TropicBird operates out of Calusa Island Marina in Goodland 35 minutes from downtown Naples and 15 minutes from the resorts of Marco Island. Our dock at is nestled in the mangroves right on Coon Key pass on the very edge of the 10,000 Islands. Our cruising area is entirely within protected waters administered by the 10,000 Islands National Wildlife Refuge and Rookery National Estuarine Research Reserve. As soon as we leave our slip civilization is left behind. Ahead lies an uninterrupted maze of pristine islands covered in dark green mangrove trees that stretches into Everglades National Park and all the way to the Florida Keys.
Black mangroves with their pencil-shaped pneumatophores mix with the dominant red mangroves with their tangled prop roots and the less salt-tolerant white mangroves. Their fallen decomposing leaves help drive the food chain and their tangle of roots, along with oyster bars and seagrass meadows, serve as a vital nursery for many fish, some 200 species of which have been documented in the area.
The outer islands bordering the Gulf of Mexico are typically fringed by narrow beaches shaded by sea grapes and tropical hardwoods such as gumbo limbo and Jamaican dogwood. Pioneer species like sea oats, beach morning-glory and sea-rocket struggle to stabilize sand spits. A little higher up keys spider lilies and prickly pear cactus may be found.
Inland of the mangrove islands where small streams and rivers enter the estuary are brackish marshes carpeted with cattails, bulrushes, cordgrass and black needle rush. There, small ponds and prairies intermix with white and red mangrove saplings. Some of the smaller islands in the northern section provide enough high ground to support slash pine, live oak, cabbage palms and pigeon plum.
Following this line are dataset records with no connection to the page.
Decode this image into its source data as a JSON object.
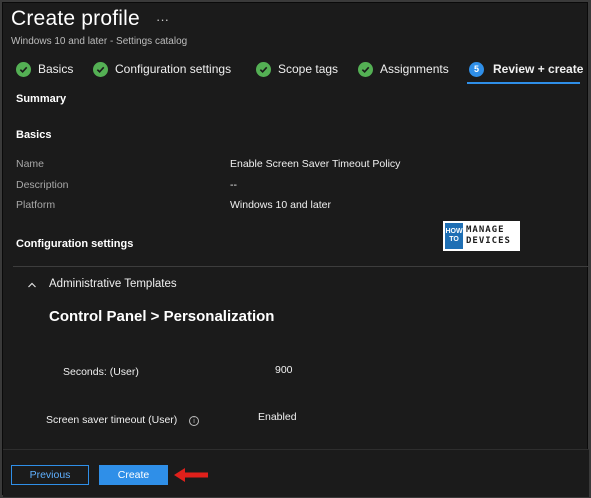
{
  "header": {
    "title": "Create profile",
    "more": "···",
    "subtitle": "Windows 10 and later - Settings catalog"
  },
  "tabs": [
    {
      "label": "Basics",
      "state": "done"
    },
    {
      "label": "Configuration settings",
      "state": "done"
    },
    {
      "label": "Scope tags",
      "state": "done"
    },
    {
      "label": "Assignments",
      "state": "done"
    },
    {
      "label": "Review + create",
      "state": "active",
      "step": "5"
    }
  ],
  "summary": {
    "heading": "Summary",
    "basics_heading": "Basics",
    "fields": [
      {
        "label": "Name",
        "value": "Enable Screen Saver Timeout Policy"
      },
      {
        "label": "Description",
        "value": "--"
      },
      {
        "label": "Platform",
        "value": "Windows 10 and later"
      }
    ],
    "config_heading": "Configuration settings"
  },
  "watermark": {
    "line1": "HOW",
    "line2": "TO",
    "word1": "MANAGE",
    "word2": "DEVICES"
  },
  "config": {
    "group_title": "Administrative Templates",
    "category_title": "Control Panel > Personalization",
    "settings": [
      {
        "label": "Seconds: (User)",
        "value": "900"
      },
      {
        "label": "Screen saver timeout (User)",
        "value": "Enabled"
      }
    ]
  },
  "footer": {
    "previous_label": "Previous",
    "create_label": "Create"
  },
  "colors": {
    "accent": "#2f8fe8",
    "check": "#54b054",
    "arrow": "#e0201b",
    "background": "#1b1b1b"
  }
}
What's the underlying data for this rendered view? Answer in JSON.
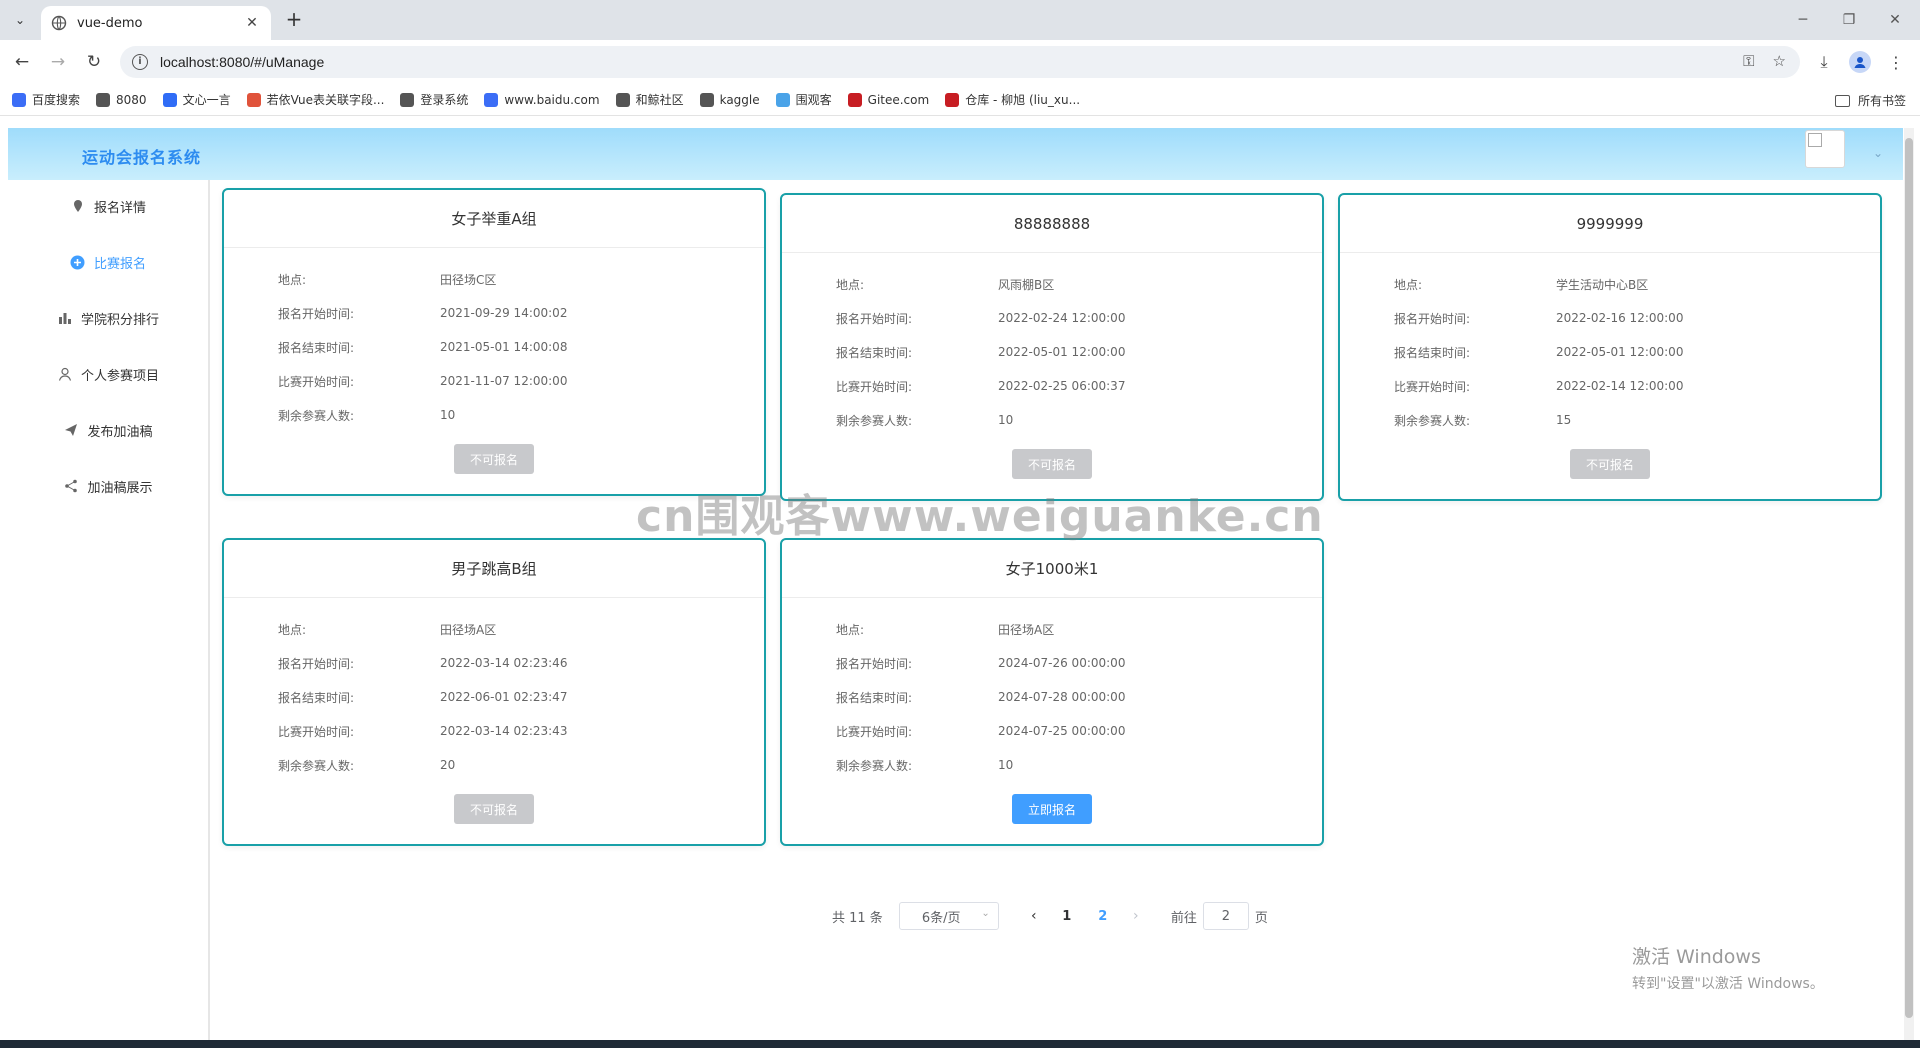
{
  "browser": {
    "tab_title": "vue-demo",
    "url": "localhost:8080/#/uManage",
    "bookmarks": [
      {
        "label": "百度搜索",
        "color": "#3b6df6"
      },
      {
        "label": "8080",
        "color": "#555555"
      },
      {
        "label": "文心一言",
        "color": "#2f6cf6"
      },
      {
        "label": "若依Vue表关联字段...",
        "color": "#e0533b"
      },
      {
        "label": "登录系统",
        "color": "#555555"
      },
      {
        "label": "www.baidu.com",
        "color": "#3b6df6"
      },
      {
        "label": "和鲸社区",
        "color": "#555555"
      },
      {
        "label": "kaggle",
        "color": "#555555"
      },
      {
        "label": "围观客",
        "color": "#4aa3e8"
      },
      {
        "label": "Gitee.com",
        "color": "#c71d23"
      },
      {
        "label": "仓库 - 柳旭 (liu_xu...",
        "color": "#c71d23"
      }
    ],
    "all_bookmarks": "所有书签"
  },
  "app": {
    "title": "运动会报名系统",
    "menu": [
      {
        "label": "报名详情",
        "icon": "location-icon"
      },
      {
        "label": "比赛报名",
        "icon": "plus-circle-icon",
        "active": true
      },
      {
        "label": "学院积分排行",
        "icon": "bar-chart-icon"
      },
      {
        "label": "个人参赛项目",
        "icon": "user-icon"
      },
      {
        "label": "发布加油稿",
        "icon": "send-icon"
      },
      {
        "label": "加油稿展示",
        "icon": "share-icon"
      }
    ],
    "field_labels": {
      "location": "地点:",
      "signup_start": "报名开始时间:",
      "signup_end": "报名结束时间:",
      "match_start": "比赛开始时间:",
      "remaining": "剩余参赛人数:"
    },
    "cards": [
      {
        "name": "女子举重A组",
        "location": "田径场C区",
        "signup_start": "2021-09-29 14:00:02",
        "signup_end": "2021-05-01 14:00:08",
        "match_start": "2021-11-07 12:00:00",
        "remaining": "10",
        "button": "不可报名",
        "enabled": false
      },
      {
        "name": "88888888",
        "location": "风雨棚B区",
        "signup_start": "2022-02-24 12:00:00",
        "signup_end": "2022-05-01 12:00:00",
        "match_start": "2022-02-25 06:00:37",
        "remaining": "10",
        "button": "不可报名",
        "enabled": false
      },
      {
        "name": "9999999",
        "location": "学生活动中心B区",
        "signup_start": "2022-02-16 12:00:00",
        "signup_end": "2022-05-01 12:00:00",
        "match_start": "2022-02-14 12:00:00",
        "remaining": "15",
        "button": "不可报名",
        "enabled": false
      },
      {
        "name": "男子跳高B组",
        "location": "田径场A区",
        "signup_start": "2022-03-14 02:23:46",
        "signup_end": "2022-06-01 02:23:47",
        "match_start": "2022-03-14 02:23:43",
        "remaining": "20",
        "button": "不可报名",
        "enabled": false
      },
      {
        "name": "女子1000米1",
        "location": "田径场A区",
        "signup_start": "2024-07-26 00:00:00",
        "signup_end": "2024-07-28 00:00:00",
        "match_start": "2024-07-25 00:00:00",
        "remaining": "10",
        "button": "立即报名",
        "enabled": true
      }
    ],
    "pagination": {
      "total": "共 11 条",
      "page_size": "6条/页",
      "pages": [
        "1",
        "2"
      ],
      "current": "2",
      "goto_label": "前往",
      "goto_value": "2",
      "goto_suffix": "页"
    }
  },
  "overlay": {
    "watermark": "cn围观客www.weiguanke.cn",
    "win_activate_title": "激活 Windows",
    "win_activate_sub": "转到\"设置\"以激活 Windows。"
  }
}
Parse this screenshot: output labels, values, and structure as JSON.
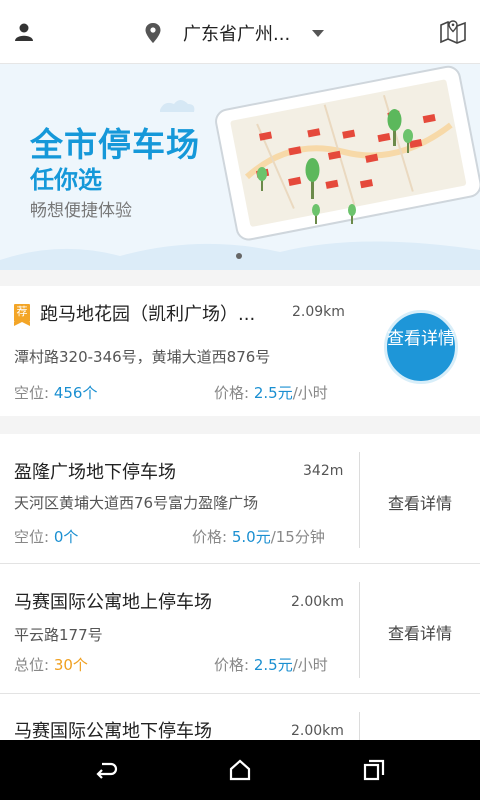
{
  "header": {
    "location": "广东省广州...",
    "icons": [
      "user-icon",
      "location-pin-icon",
      "dropdown-caret-icon",
      "map-icon"
    ]
  },
  "banner": {
    "headline": "全市停车场",
    "subhead": "任你选",
    "tagline": "畅想便捷体验",
    "pager_active": 1,
    "pager_total": 1
  },
  "featured": {
    "badge": "荐",
    "name": "跑马地花园（凯利广场）...",
    "distance": "2.09km",
    "address": "潭村路320-346号，黄埔大道西876号",
    "space_label": "空位:",
    "space_value": "456个",
    "price_label": "价格:",
    "price_value": "2.5元",
    "price_unit": "/小时",
    "button": "查看详情"
  },
  "lots": [
    {
      "name": "盈隆广场地下停车场",
      "distance": "342m",
      "address": "天河区黄埔大道西76号富力盈隆广场",
      "space_label": "空位:",
      "space_value": "0个",
      "price_label": "价格:",
      "price_value": "5.0元",
      "price_unit": "/15分钟",
      "link": "查看详情"
    },
    {
      "name": "马赛国际公寓地上停车场",
      "distance": "2.00km",
      "address": "平云路177号",
      "space_label": "总位:",
      "space_value": "30个",
      "price_label": "价格:",
      "price_value": "2.5元",
      "price_unit": "/小时",
      "link": "查看详情"
    },
    {
      "name": "马赛国际公寓地下停车场",
      "distance": "2.00km"
    }
  ],
  "colors": {
    "accent": "#1a8fd1",
    "badge": "#f3a527",
    "total_value": "#f0a020"
  }
}
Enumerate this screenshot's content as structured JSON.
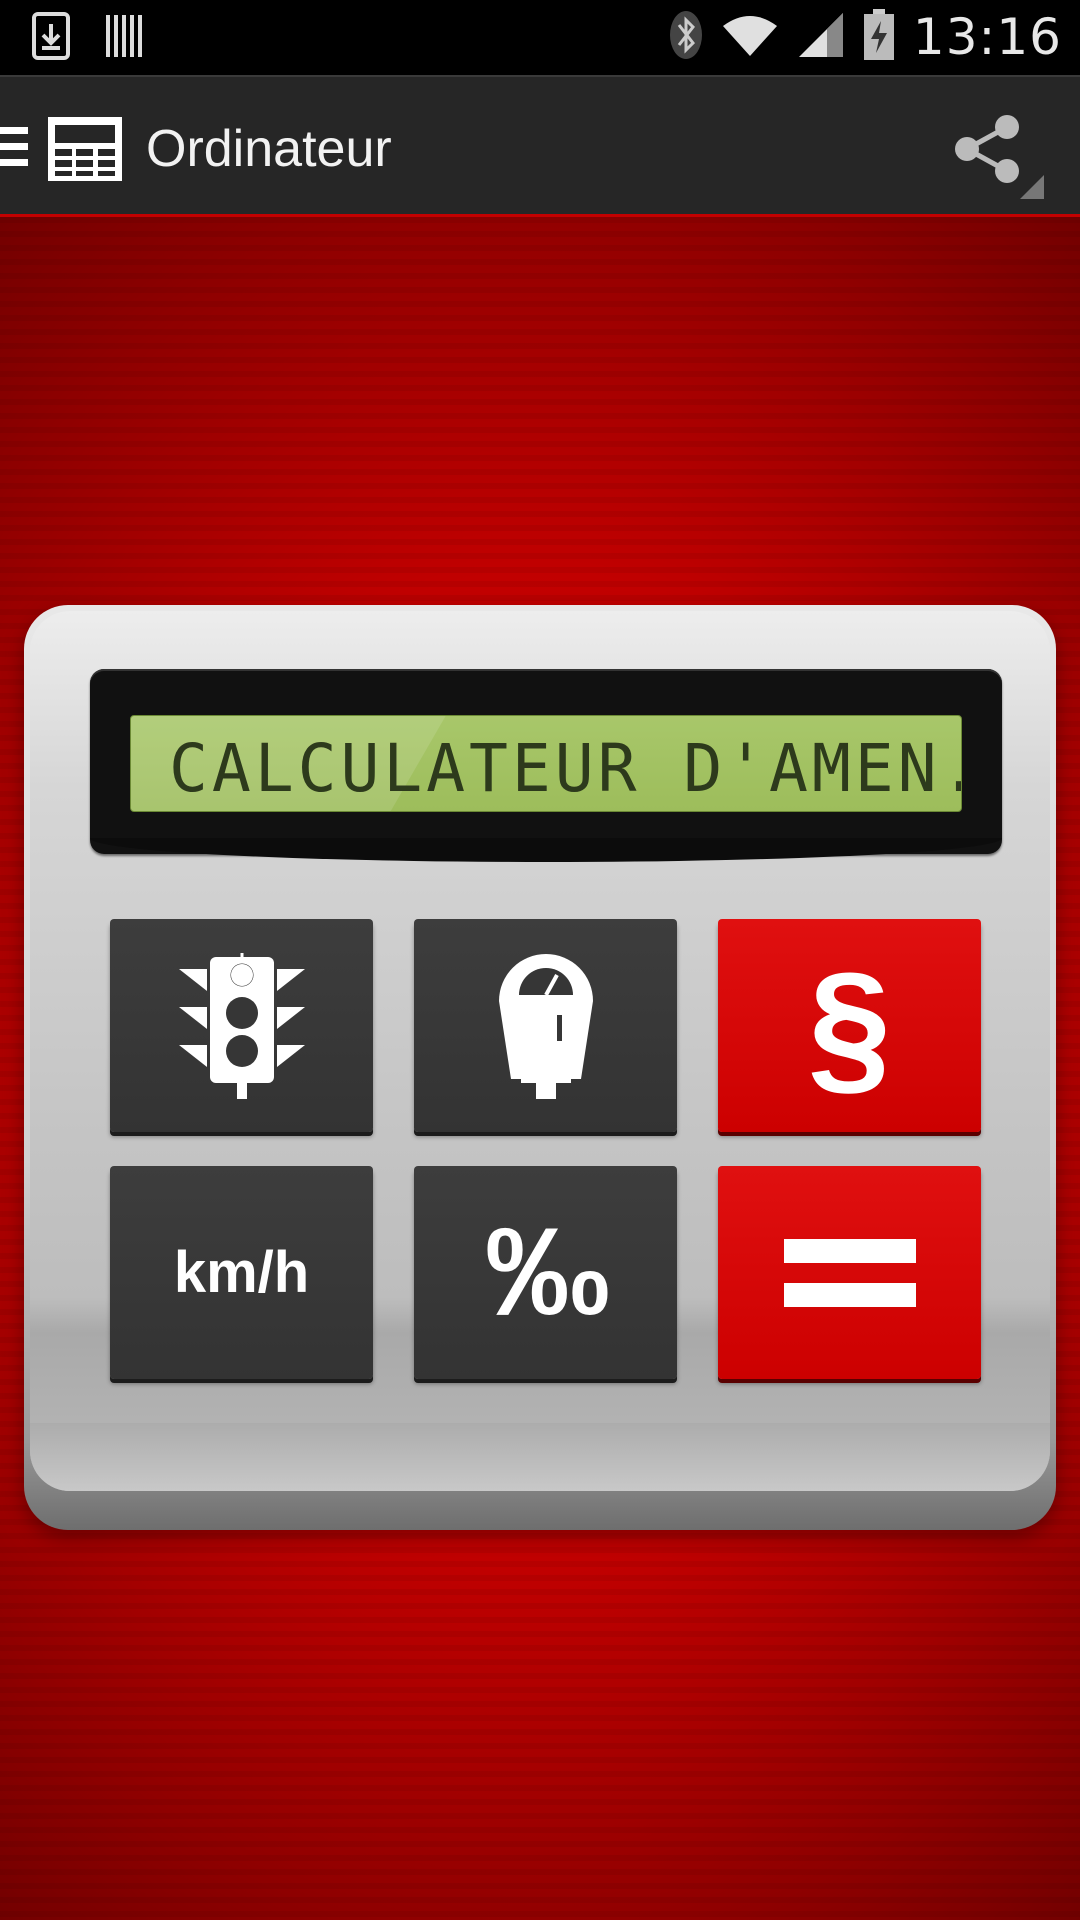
{
  "status_bar": {
    "time": "13:16",
    "icons": [
      "download-notification-icon",
      "barcode-notification-icon",
      "bluetooth-icon",
      "wifi-icon",
      "signal-icon",
      "battery-charging-icon"
    ]
  },
  "action_bar": {
    "title": "Ordinateur",
    "icons": [
      "drawer-menu-icon",
      "calculator-app-icon",
      "share-icon"
    ]
  },
  "calculator": {
    "display_text": "CALCULATEUR D'AMEN..",
    "keys": [
      {
        "id": "traffic-light",
        "icon": "traffic-light-icon",
        "label": ""
      },
      {
        "id": "parking-meter",
        "icon": "parking-meter-icon",
        "label": ""
      },
      {
        "id": "section",
        "icon": "",
        "label": "§"
      },
      {
        "id": "speed",
        "icon": "",
        "label": "km/h"
      },
      {
        "id": "permille",
        "icon": "",
        "label": "‰"
      },
      {
        "id": "equals",
        "icon": "equals-icon",
        "label": ""
      }
    ]
  },
  "colors": {
    "background_red": "#c10000",
    "key_dark": "#363636",
    "key_red": "#d40000",
    "lcd_green": "#a1c060",
    "action_bar": "#262626"
  }
}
The rich estuarine, mangrove, marsh habitats and highly productive waters attract hundreds of species of wildlife. Female loggerhead sea turtles drag themselves onto refuge beaches to nest. Manatees feed within the estuary and find shelter from the cold in the Faka Union Canal. Wintering waterfowl forage in the northern marshes as bald eagles soar over the open water searching for a meal.
The mangroves serve as roosts for birds. Over 189 species make use the Reserve at some time during the year. Prominent groups include wading birds, shorebirds, diving water birds and raptors. The rare mangrove cuckoo also makes its home here as does the mangrove skipper butterfly. Common mammals found in the area include raccoon, river otter, bobcat and bottle-nosed dolphins.
Notable threatened and endangered species include West Indian manatee, bald eagle, peregrine falcon, wood stork, and the Atlantic loggerhead, green, and Kemp’s Ridley sea turtles.
Waters within the 10,000 Islands are extremely shallow and are sheltered by its numerous islands so that sea conditions are typically calm with winds light in the 10 mph region. This makes for delightful smooth sailing in TropicBird’s easily driven hull. Even if it’s bumpy out on the Gulf we can seek the shelter of the back waters.
With its shallow draft and creature comforts TropicBird serves is an ideal viewing platform and exploration base for the 10,000 Islands and the greatest expanse of mangrove forest in North America.